Time for another round on referrals. When last we left off, we were able to get the MAPI download to request and receive referrals from Exchange 2007, but the settings didn’t work if MAPI was running locally on the Exchange 2007 server. Let’s take a closer look at why it fails:

The whole point of the Exchange 2007 specific settings was that RPC_C_AUTHN_WINNT was removed as an authentication mechanism for the referral interface, so we had to configure the profile to use a different authentication mechanism, RPC_C_AUTHN_GSS_NEGOTIATE. When we try these settings while running locally, we fail because  RPC_C_AUTHN_GSS_NEGOTIATE isn’t a valid authentication mechanism for local RPC.

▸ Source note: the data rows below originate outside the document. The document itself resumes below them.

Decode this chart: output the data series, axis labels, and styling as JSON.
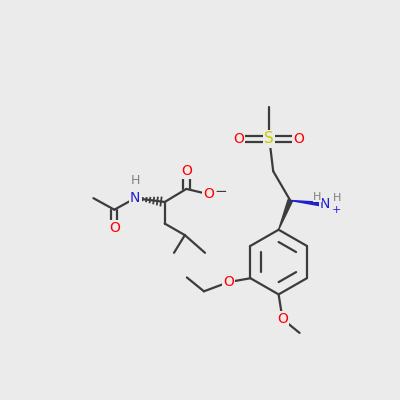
{
  "background_color": "#ebebeb",
  "fig_size": [
    4.0,
    4.0
  ],
  "dpi": 100,
  "colors": {
    "bond": "#3c3c3c",
    "N": "#2020cc",
    "O": "#ff0000",
    "S": "#cccc00",
    "H": "#808080",
    "C": "#3c3c3c"
  }
}
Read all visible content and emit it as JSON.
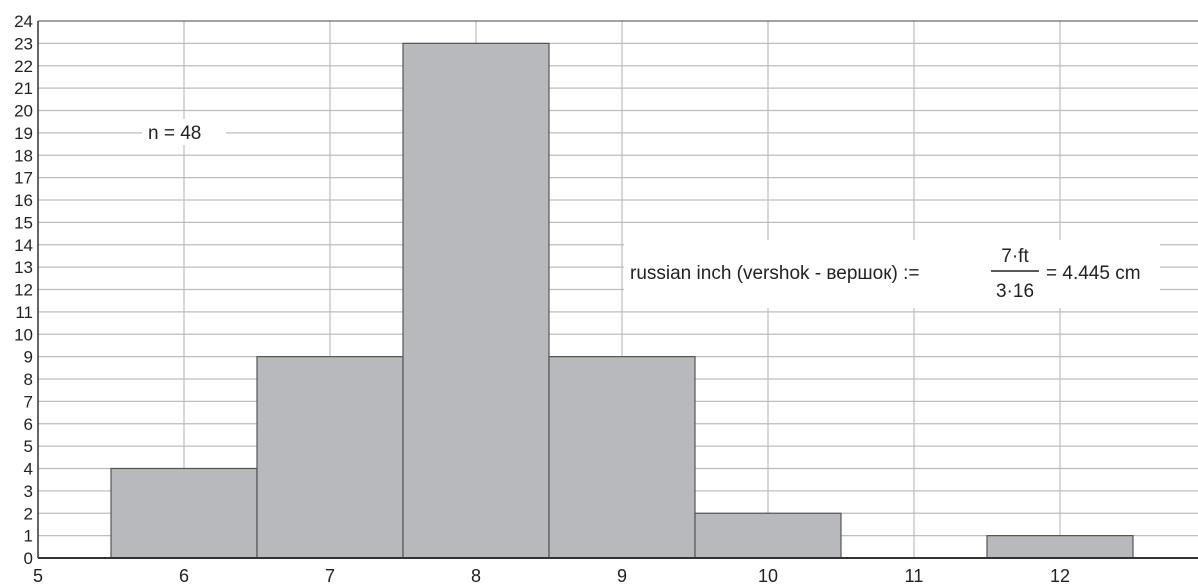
{
  "chart_data": {
    "type": "bar",
    "categories": [
      "6",
      "7",
      "8",
      "9",
      "10",
      "11",
      "12"
    ],
    "x": [
      6,
      7,
      8,
      9,
      10,
      11,
      12
    ],
    "values": [
      4,
      9,
      23,
      9,
      2,
      0,
      1
    ],
    "bin_width": 1,
    "xlim": [
      5,
      13
    ],
    "ylim": [
      0,
      24
    ],
    "x_ticks": [
      5,
      6,
      7,
      8,
      9,
      10,
      11,
      12
    ],
    "y_ticks": [
      0,
      1,
      2,
      3,
      4,
      5,
      6,
      7,
      8,
      9,
      10,
      11,
      12,
      13,
      14,
      15,
      16,
      17,
      18,
      19,
      20,
      21,
      22,
      23,
      24
    ],
    "grid": true,
    "title": "",
    "xlabel": "",
    "ylabel": "",
    "bar_color": "#b8b9bd",
    "bar_edge_color": "#555555",
    "grid_color": "#bdbdbd",
    "annotations": {
      "sample_size": "n = 48",
      "formula_lhs": "russian inch (vershok - вершок) :=",
      "formula_numerator": "7·ft",
      "formula_denominator": "3·16",
      "formula_rhs": "= 4.445 cm"
    }
  }
}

If only we didn’t have to use local RPC when running locally! If we were connecting via TCP/IP, these settings would work. Turns out, we can do that. It’s an old trick – so old I had forgotten about it. We can set the RPC_BINDING_ORDER and remove local RPC as an option. Then the connection will be made over TCP/IP and the settings can work. Note that if you’re running on a 64 bit operating system (and you would be, since Exchange 2007 in production is 64 bit only), the reg key is slightly different. Here’s what I tested:

  • Key: HKLM\SOFTWARE\Wow6432Node\Microsoft\Exchange\Exchange Provider
  • Value: Rpc_Binding_Order
  • Setting: ncacn_ip_tcp

With this reg key set, I was able to use my GCReconnect tool to create a profile and log on, obtaining and using a referral to the GC in the process.